Эта дивизия была сформирована на севере весной 1942 года. Командному и политическому составу, коммунистам и комсомольцам пришлось много поработать над сколачиванием соединения. И поработали они но зря. В дивизии была установлена строгая дисциплина, бойцы получили хорошую выучку.
Когда началось наступление, на долю 88–го стрелкового полка 28–й дивизии выпала одна из самых трудных задач: штурмом взять Ступинскую высоту. Изрытая в три яруса траншеями и ходами сообщения, с площадками для пулеметов и противотанковых орудий, высота эта являлась настоящим бастионом, контролировавшим на многие километры всю прилегающую местность. У подножия высоты и по ее склонам были установлены сплошные минные поля и многочисленные спирали колючей проволоки.
Командир 88–го полка подполковник И. С. Лихобабин знал, насколько трудным будет предстоящий штурм. Он заранее и тщательно готовил его.

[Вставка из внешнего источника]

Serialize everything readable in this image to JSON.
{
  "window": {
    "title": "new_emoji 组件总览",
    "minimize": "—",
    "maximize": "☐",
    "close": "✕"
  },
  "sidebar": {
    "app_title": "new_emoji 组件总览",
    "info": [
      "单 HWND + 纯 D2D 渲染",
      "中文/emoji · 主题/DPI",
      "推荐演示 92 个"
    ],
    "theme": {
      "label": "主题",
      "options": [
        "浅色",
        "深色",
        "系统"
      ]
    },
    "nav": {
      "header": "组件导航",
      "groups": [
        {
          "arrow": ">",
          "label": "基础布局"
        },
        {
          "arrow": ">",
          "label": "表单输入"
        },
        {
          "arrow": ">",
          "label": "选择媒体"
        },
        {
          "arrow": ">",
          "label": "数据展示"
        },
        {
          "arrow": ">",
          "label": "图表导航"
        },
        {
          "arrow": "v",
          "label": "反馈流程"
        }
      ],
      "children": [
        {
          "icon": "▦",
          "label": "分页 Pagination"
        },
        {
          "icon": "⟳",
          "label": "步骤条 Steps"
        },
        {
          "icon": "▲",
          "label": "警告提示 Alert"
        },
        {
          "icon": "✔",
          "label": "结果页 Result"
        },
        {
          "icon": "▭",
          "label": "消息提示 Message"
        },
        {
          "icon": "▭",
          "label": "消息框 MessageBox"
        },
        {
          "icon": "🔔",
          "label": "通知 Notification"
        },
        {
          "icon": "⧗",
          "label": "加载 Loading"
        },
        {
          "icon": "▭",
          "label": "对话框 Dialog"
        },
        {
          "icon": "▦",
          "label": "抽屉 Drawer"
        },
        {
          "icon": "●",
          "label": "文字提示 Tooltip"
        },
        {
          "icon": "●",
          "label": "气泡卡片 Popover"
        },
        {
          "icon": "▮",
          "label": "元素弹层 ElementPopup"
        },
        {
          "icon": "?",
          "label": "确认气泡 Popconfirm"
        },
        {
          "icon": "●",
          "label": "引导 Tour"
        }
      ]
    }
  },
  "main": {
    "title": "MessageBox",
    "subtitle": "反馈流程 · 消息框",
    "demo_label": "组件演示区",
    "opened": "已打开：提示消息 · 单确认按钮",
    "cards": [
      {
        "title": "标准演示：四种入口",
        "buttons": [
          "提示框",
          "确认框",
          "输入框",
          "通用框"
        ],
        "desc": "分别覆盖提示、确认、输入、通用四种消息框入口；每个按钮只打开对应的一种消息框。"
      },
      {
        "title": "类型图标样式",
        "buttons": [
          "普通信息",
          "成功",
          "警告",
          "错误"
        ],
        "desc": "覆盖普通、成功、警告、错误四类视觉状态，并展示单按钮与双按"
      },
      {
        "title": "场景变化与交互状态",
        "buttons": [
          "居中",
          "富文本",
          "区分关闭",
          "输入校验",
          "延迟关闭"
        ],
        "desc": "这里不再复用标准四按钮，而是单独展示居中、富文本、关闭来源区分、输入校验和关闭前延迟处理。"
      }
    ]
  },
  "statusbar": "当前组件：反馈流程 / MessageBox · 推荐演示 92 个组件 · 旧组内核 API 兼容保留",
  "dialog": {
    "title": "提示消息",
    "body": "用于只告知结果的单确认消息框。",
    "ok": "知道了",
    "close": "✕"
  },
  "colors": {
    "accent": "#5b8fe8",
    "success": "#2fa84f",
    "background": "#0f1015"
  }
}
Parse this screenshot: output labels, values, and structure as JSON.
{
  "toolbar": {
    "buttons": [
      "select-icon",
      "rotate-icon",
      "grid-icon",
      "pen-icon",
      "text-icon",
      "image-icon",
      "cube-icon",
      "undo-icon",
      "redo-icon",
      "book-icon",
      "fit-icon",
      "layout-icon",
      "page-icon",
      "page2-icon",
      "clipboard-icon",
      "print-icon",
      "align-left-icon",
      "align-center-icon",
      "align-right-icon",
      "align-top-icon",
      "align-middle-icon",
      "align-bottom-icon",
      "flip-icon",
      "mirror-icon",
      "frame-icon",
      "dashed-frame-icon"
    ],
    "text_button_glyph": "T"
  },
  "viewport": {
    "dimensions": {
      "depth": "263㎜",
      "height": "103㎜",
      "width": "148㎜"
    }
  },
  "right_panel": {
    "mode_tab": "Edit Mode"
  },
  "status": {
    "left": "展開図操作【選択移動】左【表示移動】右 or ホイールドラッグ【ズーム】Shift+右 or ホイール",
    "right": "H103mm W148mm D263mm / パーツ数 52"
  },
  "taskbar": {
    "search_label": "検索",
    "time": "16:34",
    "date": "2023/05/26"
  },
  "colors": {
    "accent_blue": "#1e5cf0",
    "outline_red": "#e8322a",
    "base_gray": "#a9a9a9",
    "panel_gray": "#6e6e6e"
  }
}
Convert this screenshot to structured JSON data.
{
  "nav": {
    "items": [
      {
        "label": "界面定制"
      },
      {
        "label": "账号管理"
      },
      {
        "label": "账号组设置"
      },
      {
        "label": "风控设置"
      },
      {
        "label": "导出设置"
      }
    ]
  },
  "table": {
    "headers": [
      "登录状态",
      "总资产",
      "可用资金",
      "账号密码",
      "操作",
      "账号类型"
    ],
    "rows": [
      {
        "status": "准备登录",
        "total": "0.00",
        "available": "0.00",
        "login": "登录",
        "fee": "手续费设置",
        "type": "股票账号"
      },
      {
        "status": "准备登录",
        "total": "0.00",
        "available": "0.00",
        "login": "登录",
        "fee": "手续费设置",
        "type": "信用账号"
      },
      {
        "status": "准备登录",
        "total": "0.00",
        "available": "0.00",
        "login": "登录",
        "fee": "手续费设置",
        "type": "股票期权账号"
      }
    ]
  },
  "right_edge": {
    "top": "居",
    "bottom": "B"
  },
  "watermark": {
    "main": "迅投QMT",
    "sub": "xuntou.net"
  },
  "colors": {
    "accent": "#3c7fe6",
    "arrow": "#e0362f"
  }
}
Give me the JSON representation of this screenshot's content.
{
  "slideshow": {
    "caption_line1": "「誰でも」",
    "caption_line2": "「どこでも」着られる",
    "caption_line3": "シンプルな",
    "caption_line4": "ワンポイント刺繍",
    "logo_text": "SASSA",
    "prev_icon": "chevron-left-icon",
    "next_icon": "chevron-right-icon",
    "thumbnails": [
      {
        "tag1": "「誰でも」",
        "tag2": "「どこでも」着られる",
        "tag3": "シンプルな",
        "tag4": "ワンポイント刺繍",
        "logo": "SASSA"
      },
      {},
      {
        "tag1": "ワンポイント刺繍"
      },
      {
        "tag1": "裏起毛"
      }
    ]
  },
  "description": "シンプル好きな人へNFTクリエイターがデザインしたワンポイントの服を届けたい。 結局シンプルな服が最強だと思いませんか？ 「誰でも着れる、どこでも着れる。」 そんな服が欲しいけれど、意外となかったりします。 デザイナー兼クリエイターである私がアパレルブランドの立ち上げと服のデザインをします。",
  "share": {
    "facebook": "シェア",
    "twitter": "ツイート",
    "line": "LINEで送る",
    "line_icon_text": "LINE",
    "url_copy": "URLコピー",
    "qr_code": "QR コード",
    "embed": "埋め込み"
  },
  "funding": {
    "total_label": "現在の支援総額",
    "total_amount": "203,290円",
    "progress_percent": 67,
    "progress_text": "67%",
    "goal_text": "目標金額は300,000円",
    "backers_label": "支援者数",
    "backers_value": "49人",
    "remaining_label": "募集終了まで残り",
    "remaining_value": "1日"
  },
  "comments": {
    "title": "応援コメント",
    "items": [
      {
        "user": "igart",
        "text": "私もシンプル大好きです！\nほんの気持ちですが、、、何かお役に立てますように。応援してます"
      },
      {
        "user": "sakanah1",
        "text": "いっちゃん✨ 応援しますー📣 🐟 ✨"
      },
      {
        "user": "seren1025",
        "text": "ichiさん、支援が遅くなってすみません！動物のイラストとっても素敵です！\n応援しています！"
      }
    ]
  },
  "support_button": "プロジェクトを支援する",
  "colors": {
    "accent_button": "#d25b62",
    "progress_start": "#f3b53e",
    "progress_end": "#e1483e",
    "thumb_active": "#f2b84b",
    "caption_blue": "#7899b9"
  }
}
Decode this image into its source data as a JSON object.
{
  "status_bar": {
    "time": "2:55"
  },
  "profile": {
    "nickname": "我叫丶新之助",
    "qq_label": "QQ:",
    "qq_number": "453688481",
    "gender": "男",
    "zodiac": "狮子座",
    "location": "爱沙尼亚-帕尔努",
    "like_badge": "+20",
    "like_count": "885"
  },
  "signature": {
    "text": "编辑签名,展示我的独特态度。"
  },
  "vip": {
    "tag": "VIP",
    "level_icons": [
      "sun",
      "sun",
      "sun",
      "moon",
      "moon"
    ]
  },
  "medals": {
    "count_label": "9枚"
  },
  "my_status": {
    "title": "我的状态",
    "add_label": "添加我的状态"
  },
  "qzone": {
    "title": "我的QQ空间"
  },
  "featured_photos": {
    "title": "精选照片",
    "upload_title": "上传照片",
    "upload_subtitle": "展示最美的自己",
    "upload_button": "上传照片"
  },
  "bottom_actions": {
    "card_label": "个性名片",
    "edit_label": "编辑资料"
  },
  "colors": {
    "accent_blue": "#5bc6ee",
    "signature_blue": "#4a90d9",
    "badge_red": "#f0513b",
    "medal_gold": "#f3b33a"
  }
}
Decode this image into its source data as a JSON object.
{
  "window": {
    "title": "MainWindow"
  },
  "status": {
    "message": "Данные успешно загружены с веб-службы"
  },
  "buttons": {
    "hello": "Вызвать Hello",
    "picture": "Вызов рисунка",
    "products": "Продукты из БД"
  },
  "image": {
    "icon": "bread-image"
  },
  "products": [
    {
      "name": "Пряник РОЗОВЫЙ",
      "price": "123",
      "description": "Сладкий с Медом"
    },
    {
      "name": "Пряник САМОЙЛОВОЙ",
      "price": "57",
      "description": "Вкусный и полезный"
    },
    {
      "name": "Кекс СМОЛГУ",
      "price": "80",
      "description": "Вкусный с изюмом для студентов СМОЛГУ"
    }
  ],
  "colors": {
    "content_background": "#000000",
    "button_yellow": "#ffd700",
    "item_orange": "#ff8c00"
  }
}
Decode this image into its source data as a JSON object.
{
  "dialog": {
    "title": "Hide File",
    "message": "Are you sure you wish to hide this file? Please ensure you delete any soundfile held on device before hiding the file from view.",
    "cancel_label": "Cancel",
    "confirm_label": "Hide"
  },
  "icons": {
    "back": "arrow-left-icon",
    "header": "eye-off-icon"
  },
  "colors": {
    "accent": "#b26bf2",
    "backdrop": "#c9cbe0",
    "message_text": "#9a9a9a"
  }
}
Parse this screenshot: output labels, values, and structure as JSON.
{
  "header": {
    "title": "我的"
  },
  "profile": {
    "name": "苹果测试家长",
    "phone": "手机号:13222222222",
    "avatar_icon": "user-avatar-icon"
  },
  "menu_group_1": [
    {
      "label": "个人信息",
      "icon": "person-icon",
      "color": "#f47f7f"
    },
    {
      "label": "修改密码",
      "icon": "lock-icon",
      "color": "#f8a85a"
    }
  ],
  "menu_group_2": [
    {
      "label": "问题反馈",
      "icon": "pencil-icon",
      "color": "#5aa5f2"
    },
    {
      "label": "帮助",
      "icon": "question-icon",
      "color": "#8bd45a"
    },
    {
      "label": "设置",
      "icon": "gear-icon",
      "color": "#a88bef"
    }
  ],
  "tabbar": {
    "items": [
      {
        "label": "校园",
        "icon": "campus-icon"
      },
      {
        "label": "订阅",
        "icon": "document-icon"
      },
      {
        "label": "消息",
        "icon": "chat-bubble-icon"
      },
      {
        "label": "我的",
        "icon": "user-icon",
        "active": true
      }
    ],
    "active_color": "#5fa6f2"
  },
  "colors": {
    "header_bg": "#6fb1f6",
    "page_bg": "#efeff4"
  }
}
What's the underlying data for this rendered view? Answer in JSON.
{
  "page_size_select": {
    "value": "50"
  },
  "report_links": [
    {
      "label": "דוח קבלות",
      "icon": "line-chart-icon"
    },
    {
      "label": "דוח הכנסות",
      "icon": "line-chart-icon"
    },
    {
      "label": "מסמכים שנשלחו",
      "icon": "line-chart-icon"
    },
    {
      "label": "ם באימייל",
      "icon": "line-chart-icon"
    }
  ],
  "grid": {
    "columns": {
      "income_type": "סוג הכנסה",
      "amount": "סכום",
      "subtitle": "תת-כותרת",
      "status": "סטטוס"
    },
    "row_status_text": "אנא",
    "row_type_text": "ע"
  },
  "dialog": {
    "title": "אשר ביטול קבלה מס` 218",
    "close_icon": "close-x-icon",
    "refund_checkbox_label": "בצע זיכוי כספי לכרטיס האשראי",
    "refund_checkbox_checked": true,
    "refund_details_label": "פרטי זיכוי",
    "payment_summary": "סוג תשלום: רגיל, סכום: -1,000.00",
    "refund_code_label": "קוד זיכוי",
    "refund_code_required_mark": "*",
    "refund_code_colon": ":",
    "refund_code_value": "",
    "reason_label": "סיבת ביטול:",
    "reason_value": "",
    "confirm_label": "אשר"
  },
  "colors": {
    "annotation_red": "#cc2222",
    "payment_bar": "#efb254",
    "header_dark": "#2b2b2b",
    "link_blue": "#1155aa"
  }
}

В ночь перед атакой полковые саперы во главе со старшим лейтенантом Некукаевым под покровом темноты проникли к минным полям и проволочным заграждениям противника, проделали проходы для пехоты. Это позволило нашим бойцам почти без потерь совершить первый бросок и вклиниться во вражескую оборону. Однако немцы отчаянно сопротивлялись. В окопах, траншеях и ходах сообщения вспыхивали рукопашные схватки. Каждый шаг завоевывался огнем и кровью. Уже почти половина высоты находилась в руках роты капитана Копылова, когда враг подтянул подкрепление и попытался выбить из захваченных траншей наших бойцов.
Капитан Копылов, собрав вокруг себя группу в 25 человек, несколько часов отражал натиск фашистов. Он держался до тех пор, пока на помощь ему пробился отряд автоматчиков. Теперь наши бойцы снова начали теснить гитлеровцев. Постепенно Ступинская высота была почти полностью очищена от противника. В траншеях и ходах сообщения осталось не менее 200 вражеских трупов.
Между тем два других батальона 88–го полка продвинулись на запад и перехватили дороги, идущие к высоте. Но даже и после этого гитлеровцы не смирились с утратой ключевой позиции. Ночью враг перебросил на автомашинах в деревню Полибино подразделения 90–го полка 20–й моторизованной дивизии. Развернувшись, эти подразделения сразу пошли в атаку, поддержанные артиллерией и авиацией.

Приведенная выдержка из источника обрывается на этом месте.